Why You’re Told There’s a Constitutional Right to Abortion

One of the arguments against it is the right of the unborn fetus and when life begins.

Only life begats life, so it appears science backs up the Bible and that life begins at conception.

"Human Life comes into existence in just a fraction of an instant. You have a human egg and a human sperm and their sole purpose in life is to meet each other and fuse, to create a one cell human being."

When Does Life Begin | Just The Facts

"“Before I formed you in the womb I knew you,
and before you were born jI consecrated you;
I appointed you a prophet kto the nations.” Jeremiah 1:5

Thus, there is a factual case to be made for a fetus' rights.

Thus, these rights could trump the rights of the woman.

Thus, I thought what would be a good start to change.

How can the Supreme Court change this? Does it have to be at their level?

"There are three major ways in which a Supreme Court decision can be overturned.

If the decision is based on a law that Congress has passed, Congress can simply change the law. The Court sometimes has to rule on how they think laws made by Congress apply to certain cases. If Congress thinks the Court has gotten it wrong, they can change the law to make things clearer."

Finally, if anyone can clarify the issues I listed and linked to above, then please add your intelligent comments.

Also, read the poll question before voting. It is asking to make it a state's rights issue in lieu of Fourth Amendment rights.

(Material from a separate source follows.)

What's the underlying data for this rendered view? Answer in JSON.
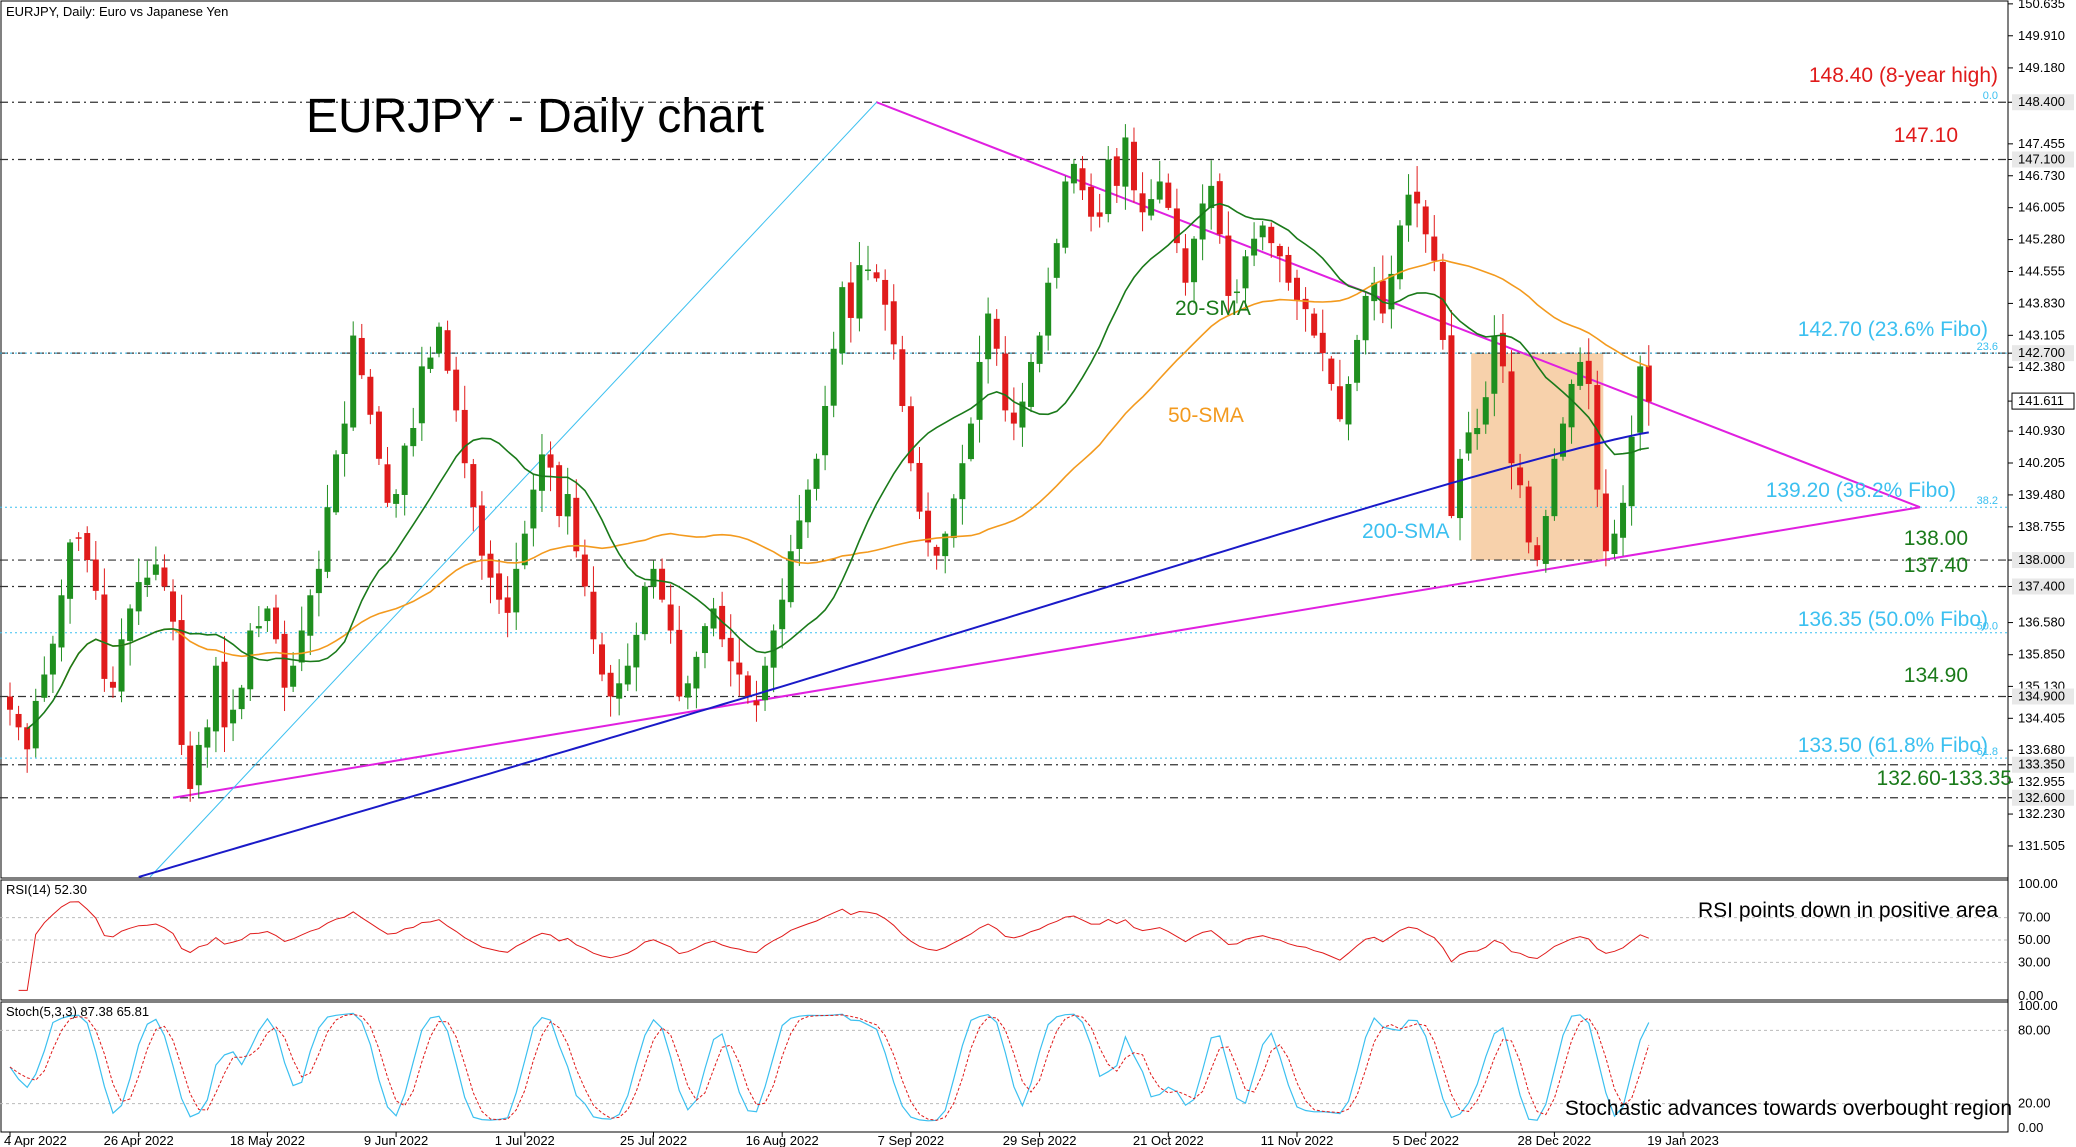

Other: make it illegal in all states.
 

epronovost

Well-Known Member
Generic term is abstinence.
That doesn't mean abstaining from sex altogether. Just one particular variety of sex.
Tom

That's not really a ''fail safe'' a fail safe is supposed to be something you can do when things go wrong. You can't retroactively not have sex or use better, more numerous and or more efficient method of contraception.
 

metis

aged ecumenical anthropologist
In my opinion it's because a lot of people are enamoured with the ideal of children, but don't have much love, respect or interest for actual people. Basically, in a strange perversion of humanism, the ideal of humanity trumps actual humans in some people's mind and moral reasonning.
Yes, but I also believe it goes well beyond that in that all so many on the right simply put $ and power over the welfare of children. They don't want to pay for universal healthcare, or better schools, or cleaner water & air, or subsidized day care, or sensible gun control, or a better safety net, etc.